I have ended a relationship partly because my partner was emotionally immature. In the sense that I didn't get the support as a woman from him. I had to carry everything on my shoulders, also when there was trouble going on with our kids.
So it can be a reason, yes.

Rock's photo
Mon 08/03/20 05:43 AM
Yes!

But, it's dependent on time and place.


no photo
Mon 08/03/20 05:48 AM
It all depends on the age of the person involved. Men tend to take longer to mature mentally and emotionally than do women. If you've talked this over with them, they don't change and it's irritating and a burden, then yes.

person L 's photo
Mon 08/03/20 07:37 AM
maturity is knowing when to walk away

you cant make anyone respect you.you can certainly choose not to be disrespected

no photo
Mon 08/03/20 08:22 AM

Will you end a relationship because of immaturity? YES or NO? why?


Define relationship? If I begin dating a man who later shows he's emotionally immature, I would stop dating him. For me emotional immaturity would be someone who wasn't in touch with their emotions, emotionally unavailable, and didn't take responsibility for his own emotions.

As far as a more serious relationship goes... I wouldn't start a relationship with someone who was, in my opinion, immature. Why? Because if our maturity levels aren't compatible in the beginning of a relationship, it would be foolish to think it will change later in the relationship. When I enter into a relationship with a man, it will be with a man that I like wholeheartedly for who he is now, not for who he may be someday.

Tom4Uhere's photo
Mon 08/03/20 09:36 AM
abegirl, from your photo it appears you are a young adult.
Maturity is in your focus as you now accept a higher degree of responsibility in your life.
Others in your age group might seem immature because they have different definitions of maturity.

People are cut from different patterns. We don't all reach maturity at the same time, nor do we all deal with our responsibilities the same way. Some of us are very serious when it comes to life while others take life lightly.

At 59 years, I have things I am serious about and things I accept with a childish playfulness. My responsibilities are light at my age (much less than they were) so I have room to have some fun while maintaining my responsibilities. Just because I can be playful and fun doesn't mean I am immature.

Responsibilities can weigh you down in life. They can suck all the fun out of you. Having fun while you are responsible doesn't mean you are immature.

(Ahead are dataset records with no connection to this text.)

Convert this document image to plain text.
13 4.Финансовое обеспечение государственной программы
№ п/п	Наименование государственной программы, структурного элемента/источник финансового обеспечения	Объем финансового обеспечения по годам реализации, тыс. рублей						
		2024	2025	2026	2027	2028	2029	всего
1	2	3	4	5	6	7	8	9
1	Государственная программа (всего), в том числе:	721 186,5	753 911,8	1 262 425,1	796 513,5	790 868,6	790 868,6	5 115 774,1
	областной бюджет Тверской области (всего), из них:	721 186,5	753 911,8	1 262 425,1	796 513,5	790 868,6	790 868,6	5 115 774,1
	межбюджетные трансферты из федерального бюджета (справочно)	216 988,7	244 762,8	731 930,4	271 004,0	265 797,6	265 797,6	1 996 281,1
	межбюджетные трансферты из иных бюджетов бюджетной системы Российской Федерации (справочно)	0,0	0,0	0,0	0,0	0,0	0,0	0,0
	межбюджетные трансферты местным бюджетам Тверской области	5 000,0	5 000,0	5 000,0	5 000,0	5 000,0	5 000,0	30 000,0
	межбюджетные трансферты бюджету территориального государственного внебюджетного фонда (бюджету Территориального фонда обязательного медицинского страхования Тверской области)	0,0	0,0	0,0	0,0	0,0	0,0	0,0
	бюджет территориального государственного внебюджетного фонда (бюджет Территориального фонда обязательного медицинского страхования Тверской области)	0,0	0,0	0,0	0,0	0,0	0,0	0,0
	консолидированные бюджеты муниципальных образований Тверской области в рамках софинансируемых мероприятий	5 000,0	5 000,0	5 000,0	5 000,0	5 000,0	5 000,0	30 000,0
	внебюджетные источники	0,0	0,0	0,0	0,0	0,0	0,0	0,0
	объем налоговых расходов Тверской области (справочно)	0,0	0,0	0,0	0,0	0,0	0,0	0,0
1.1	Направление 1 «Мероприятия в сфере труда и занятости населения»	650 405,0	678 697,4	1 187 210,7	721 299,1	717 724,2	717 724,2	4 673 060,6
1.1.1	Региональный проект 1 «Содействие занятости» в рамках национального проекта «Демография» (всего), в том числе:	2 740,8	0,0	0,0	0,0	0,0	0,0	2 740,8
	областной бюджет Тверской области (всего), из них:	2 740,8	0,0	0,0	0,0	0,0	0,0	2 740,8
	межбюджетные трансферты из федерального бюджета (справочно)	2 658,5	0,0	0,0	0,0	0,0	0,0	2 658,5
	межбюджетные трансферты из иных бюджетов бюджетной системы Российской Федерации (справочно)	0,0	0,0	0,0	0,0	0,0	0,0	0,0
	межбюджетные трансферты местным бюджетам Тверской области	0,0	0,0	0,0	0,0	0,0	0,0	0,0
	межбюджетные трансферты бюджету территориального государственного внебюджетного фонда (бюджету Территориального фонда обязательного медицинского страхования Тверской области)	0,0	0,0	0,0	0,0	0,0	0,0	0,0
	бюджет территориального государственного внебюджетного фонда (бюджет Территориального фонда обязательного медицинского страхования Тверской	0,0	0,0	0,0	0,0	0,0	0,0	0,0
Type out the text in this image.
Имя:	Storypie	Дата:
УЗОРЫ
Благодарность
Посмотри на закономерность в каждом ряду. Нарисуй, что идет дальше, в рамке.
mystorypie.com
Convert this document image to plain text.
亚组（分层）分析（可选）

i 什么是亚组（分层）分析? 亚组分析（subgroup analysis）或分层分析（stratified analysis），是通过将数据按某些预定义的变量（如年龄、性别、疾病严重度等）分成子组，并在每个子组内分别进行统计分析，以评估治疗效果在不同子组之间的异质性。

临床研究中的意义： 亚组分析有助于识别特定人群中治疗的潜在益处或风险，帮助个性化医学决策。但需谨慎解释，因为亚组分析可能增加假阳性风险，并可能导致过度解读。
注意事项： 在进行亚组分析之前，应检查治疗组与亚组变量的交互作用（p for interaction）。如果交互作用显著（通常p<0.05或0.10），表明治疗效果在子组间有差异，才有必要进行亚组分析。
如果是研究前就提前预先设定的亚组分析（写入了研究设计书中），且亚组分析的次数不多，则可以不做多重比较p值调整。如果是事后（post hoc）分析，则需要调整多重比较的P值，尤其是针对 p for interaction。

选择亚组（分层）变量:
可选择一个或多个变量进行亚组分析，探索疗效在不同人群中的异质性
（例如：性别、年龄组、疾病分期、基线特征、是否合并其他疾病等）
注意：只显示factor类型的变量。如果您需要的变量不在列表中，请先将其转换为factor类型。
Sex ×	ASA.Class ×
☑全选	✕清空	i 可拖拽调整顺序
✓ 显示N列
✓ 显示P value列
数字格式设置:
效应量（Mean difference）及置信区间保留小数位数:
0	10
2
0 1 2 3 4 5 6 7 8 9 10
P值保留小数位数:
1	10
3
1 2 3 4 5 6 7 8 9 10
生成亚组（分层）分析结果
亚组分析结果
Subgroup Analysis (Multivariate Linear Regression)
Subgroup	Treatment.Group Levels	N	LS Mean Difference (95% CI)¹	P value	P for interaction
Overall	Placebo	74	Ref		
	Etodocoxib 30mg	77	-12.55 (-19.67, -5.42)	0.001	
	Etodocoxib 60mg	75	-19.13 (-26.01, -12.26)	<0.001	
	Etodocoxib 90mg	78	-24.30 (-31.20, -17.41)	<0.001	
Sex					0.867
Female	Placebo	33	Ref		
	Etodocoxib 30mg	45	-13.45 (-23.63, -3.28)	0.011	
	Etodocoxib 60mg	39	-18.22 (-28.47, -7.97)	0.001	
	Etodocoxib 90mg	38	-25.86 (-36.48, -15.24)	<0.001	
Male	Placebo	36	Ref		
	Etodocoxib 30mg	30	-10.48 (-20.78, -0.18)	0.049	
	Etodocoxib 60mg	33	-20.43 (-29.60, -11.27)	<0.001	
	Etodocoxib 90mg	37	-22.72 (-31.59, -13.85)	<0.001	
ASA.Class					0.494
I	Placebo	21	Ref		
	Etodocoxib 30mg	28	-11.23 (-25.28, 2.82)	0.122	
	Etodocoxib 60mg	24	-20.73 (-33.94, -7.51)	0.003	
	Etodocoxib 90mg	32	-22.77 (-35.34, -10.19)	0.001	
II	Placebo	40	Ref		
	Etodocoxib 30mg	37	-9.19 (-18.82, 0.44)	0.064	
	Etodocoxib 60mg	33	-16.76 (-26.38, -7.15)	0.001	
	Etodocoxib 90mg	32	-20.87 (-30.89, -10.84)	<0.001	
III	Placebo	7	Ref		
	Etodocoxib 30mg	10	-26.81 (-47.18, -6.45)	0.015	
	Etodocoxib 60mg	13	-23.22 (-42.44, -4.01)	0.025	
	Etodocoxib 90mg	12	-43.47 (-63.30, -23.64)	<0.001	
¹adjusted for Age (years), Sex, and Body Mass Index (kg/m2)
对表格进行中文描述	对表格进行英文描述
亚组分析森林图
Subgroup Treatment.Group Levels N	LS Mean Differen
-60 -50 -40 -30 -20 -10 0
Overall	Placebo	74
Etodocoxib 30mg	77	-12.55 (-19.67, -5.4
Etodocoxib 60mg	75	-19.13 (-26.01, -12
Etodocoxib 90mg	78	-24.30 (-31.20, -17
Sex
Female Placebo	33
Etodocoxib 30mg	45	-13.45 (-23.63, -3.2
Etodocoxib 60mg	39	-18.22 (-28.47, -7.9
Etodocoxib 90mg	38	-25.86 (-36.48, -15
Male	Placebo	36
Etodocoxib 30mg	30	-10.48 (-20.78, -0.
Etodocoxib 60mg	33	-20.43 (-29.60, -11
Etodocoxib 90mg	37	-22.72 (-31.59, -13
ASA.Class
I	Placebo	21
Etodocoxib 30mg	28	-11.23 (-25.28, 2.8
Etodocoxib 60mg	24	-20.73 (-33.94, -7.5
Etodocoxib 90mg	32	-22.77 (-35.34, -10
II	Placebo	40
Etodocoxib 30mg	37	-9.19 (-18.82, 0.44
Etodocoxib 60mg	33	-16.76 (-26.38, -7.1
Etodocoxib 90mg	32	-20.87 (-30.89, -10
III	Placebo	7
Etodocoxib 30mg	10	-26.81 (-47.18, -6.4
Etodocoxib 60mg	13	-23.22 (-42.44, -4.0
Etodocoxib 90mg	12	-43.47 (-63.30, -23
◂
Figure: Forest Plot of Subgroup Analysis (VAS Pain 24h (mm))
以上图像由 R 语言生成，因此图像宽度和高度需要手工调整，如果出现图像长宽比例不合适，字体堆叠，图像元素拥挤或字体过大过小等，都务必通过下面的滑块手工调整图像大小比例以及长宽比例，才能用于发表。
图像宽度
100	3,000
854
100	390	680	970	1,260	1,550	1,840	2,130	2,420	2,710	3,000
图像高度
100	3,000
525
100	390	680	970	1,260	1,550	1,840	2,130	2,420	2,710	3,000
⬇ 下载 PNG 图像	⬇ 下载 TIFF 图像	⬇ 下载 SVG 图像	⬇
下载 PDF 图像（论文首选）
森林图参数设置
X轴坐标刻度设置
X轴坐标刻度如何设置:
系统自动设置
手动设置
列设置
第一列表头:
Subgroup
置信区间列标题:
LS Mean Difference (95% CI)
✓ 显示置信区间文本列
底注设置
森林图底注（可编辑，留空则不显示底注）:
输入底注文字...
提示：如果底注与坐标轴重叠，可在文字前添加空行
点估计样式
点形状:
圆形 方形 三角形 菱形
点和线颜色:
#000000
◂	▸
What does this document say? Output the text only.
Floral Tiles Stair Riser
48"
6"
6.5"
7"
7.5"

If you are in a relationship and your partner seems immature because they won't take it serious, perhaps they just have a different outlook on things.
But, if you are not important to your partner, that relationship will certainly fail.

I look back on my years raising my family and think, "Why was I so serious about everything all the time?" In a sense, that was immature. Maturity would make me realize not everything in life must be taken so deadly serious.
Its okay to have some fun while maintaining your responsibilities.
Sometimes, ya just gotta light up!

ctr916's photo
Mon 08/03/20 11:21 AM
It depends. I sometimes love it when my new girlfriend "breaks in her new guy".

no photo
Mon 08/03/20 02:27 PM
Will you end a relationship because of immaturity? YES or NO?

YES.

why?

It's as good a reason as any.

no photo
Mon 08/03/20 02:42 PM
no
i wouldn't start a relationship because of immaturity

feelyoungagain's photo
Mon 08/03/20 03:57 PM

Will you end a relationship because of immaturity? YES or NO? why?


It depends where the immaturity lies and if/how it affects me.

Acquired Taste's photo
Mon 08/03/20 04:30 PM
Well if it were my maturity or immaturity in question i would leave it up to them then.

Bastet127's photo
Mon 08/03/20 06:33 PM

no
i wouldn't start a relationship because of immaturity


^ this!

Ben's photo
Mon 08/03/20 06:43 PM
No

no photo
Mon 08/03/20 07:23 PM
hi

Danish's photo
Tue 08/04/20 03:43 AM
no

কাঁচের দেয়াল's photo
Tue 08/04/20 03:52 AM
Good afternoon

Tayo's photo
Thu 08/06/20 06:13 AM
Abegirl,
It depends on what you want want in life. You have goals and relationships should help and achieving those goals and likewise for your partner.

People are difeerent and it takes time to understand our partners but sometimes we are impatient.

The world we live in now pretty much forces us to do things we really don't care about, MONEY, POWER, SUCCESS, etc.

You have to consider what is really good for you and if you already have a child, consider what is god for the child as well.